Preparation and Response for Oil Spills in Philadelphia and New York Ports
RCED-90-83: Published: Jan 26, 1990. Publicly Released: Feb 5, 1990.
- Full Report:
Pursuant to a congressional request, GAO evaluated the: (1) Philadelphia and New York ports' oil spill response preparation and capabilities; (2) Coast Guard authority to manage responses for the ports; and (3) measures that would help prevent major oil spills from occurring in the future.
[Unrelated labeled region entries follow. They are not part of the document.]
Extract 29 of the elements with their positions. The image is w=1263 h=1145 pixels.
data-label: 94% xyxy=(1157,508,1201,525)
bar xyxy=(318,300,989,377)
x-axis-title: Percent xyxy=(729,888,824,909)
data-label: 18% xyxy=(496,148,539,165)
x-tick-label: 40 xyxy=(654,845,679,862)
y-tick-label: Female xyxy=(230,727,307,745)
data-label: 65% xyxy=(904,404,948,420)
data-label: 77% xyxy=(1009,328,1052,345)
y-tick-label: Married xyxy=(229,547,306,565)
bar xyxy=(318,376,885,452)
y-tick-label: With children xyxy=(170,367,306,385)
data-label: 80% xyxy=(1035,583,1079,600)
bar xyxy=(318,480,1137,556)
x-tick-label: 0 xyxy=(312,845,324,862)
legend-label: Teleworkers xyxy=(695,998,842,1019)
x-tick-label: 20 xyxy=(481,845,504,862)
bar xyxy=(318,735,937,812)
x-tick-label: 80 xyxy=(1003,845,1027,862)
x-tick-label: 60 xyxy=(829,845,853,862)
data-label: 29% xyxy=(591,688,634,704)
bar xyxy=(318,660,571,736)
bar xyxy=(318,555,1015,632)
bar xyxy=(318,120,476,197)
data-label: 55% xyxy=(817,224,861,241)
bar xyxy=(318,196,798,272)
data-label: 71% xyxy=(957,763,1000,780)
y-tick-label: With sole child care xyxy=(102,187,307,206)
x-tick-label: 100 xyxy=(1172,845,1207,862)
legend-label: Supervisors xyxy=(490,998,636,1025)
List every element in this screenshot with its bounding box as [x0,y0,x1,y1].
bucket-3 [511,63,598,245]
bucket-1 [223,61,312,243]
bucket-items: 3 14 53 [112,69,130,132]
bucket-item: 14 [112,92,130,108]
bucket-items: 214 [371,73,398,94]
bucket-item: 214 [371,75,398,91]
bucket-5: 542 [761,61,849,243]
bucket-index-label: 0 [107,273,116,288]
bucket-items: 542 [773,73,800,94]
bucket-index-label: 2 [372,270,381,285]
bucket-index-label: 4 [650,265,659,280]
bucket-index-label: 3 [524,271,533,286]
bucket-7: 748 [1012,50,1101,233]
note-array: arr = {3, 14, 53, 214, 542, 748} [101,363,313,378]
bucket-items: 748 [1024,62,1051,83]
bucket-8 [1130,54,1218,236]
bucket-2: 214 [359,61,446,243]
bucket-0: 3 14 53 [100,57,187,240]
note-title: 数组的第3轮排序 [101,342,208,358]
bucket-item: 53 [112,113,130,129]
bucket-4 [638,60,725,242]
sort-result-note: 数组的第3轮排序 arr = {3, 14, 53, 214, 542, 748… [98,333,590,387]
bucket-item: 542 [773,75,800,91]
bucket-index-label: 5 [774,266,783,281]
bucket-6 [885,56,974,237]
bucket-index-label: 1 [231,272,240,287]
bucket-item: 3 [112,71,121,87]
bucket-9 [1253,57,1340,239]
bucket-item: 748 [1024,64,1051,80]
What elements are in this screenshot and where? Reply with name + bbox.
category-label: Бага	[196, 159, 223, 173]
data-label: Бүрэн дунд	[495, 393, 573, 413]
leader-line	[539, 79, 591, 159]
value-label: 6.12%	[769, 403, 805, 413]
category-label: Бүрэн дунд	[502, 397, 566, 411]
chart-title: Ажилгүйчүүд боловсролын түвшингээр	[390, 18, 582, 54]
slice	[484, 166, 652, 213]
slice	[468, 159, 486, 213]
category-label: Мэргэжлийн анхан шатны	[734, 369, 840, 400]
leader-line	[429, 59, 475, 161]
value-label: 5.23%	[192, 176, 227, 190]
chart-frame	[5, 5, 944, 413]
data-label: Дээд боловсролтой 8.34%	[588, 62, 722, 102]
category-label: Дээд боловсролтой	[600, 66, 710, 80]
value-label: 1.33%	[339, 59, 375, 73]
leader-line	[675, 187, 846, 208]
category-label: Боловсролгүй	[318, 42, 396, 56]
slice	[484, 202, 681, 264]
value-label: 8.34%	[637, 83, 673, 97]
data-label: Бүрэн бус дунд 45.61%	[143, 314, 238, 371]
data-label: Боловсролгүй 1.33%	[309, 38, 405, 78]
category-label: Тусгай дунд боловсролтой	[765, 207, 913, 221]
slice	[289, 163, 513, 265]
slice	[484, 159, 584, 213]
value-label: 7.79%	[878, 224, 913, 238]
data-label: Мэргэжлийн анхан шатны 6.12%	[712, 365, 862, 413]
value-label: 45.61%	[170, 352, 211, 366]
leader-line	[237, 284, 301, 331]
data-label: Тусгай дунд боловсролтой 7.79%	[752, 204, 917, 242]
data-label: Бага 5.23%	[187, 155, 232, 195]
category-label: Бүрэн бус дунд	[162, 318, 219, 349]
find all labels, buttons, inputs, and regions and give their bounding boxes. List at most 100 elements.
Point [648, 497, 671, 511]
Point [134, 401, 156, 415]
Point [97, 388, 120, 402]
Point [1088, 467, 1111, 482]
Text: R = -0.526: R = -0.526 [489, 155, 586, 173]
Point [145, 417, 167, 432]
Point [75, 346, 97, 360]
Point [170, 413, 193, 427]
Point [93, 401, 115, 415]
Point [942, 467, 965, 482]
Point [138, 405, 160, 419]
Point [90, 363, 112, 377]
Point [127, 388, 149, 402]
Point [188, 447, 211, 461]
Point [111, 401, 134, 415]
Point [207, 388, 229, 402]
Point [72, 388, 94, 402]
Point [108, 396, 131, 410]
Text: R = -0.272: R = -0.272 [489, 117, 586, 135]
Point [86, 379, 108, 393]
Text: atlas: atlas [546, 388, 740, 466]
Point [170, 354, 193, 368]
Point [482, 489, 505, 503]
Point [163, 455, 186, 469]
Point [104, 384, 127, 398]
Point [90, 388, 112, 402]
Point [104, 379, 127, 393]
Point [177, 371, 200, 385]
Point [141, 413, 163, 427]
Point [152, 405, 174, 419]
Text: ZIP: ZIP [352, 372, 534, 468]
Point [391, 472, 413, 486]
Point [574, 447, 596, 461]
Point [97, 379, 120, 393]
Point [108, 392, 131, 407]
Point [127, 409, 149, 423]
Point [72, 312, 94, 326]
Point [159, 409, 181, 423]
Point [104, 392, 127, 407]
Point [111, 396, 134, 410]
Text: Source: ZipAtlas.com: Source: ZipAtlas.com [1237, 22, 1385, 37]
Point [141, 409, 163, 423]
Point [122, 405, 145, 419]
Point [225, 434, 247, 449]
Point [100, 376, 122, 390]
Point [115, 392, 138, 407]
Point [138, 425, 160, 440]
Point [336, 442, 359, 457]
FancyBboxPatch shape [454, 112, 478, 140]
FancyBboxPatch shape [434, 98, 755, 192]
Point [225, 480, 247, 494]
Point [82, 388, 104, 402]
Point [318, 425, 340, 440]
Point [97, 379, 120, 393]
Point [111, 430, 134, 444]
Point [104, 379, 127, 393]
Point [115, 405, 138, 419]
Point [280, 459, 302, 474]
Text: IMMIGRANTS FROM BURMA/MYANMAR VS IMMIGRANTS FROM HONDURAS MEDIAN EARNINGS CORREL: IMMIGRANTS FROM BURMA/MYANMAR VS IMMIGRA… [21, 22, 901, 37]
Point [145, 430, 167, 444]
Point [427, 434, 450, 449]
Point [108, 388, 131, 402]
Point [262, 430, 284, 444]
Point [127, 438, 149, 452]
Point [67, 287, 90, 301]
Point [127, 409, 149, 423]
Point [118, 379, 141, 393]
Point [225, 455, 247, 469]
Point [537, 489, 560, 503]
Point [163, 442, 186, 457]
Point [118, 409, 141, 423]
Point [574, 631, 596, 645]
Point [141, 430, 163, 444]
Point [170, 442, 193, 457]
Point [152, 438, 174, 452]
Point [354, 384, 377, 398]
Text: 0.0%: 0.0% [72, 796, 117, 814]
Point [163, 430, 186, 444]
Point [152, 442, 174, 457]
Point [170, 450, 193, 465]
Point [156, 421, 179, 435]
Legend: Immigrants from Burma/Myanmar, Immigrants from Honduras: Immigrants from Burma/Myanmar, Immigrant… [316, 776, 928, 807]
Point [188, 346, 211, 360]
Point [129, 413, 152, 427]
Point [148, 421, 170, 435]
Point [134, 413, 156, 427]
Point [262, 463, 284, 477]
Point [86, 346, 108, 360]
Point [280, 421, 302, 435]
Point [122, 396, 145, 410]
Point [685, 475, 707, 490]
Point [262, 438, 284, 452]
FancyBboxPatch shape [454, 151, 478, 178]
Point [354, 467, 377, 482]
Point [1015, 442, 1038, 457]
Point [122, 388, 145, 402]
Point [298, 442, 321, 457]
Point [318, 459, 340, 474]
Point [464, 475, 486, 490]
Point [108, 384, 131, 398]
GAO found that: (1) neither the Coast Guard nor industry had adequate response capabilities or preparations for oil spills of over 100,000 gallons; (2) tankers transiting the Philadelphia and New York ports were not required to have oil spill response contingency plans; (3) although the Coast Guard's revised plan for Philadelphia realized that larger oil spills could occur, its local resources could not effectively handle spills of more than 50,000 gallons, and neither the industry's nor the New York Coast Guard's plans specifically identified spill sizes or what personnel and equipment should respond to spills of various sizes; (4) the Coast Guard believed that it lacked authority to require private ship owners, operators, and industry cooperatives to have contingency plans for dealing with oil spills or to ensure that industry had adequate response preparations; (5) recent legislation required all owners and operators of tank vessels carrying oil in U.S. waters to prepare and submit contingency plans to the Coast Guard; (6) the responses to the Presidente Rivera and Exxon Valdez spills indicated a need to improve oil recovery equipment, since current technology could typically expect to recover only 10 to 15 percent of an oil spill; and (7) recent experiences indicate the Vessel Traffic Service System's importance in preventing vessel groundings or collisions that could result in oil spills.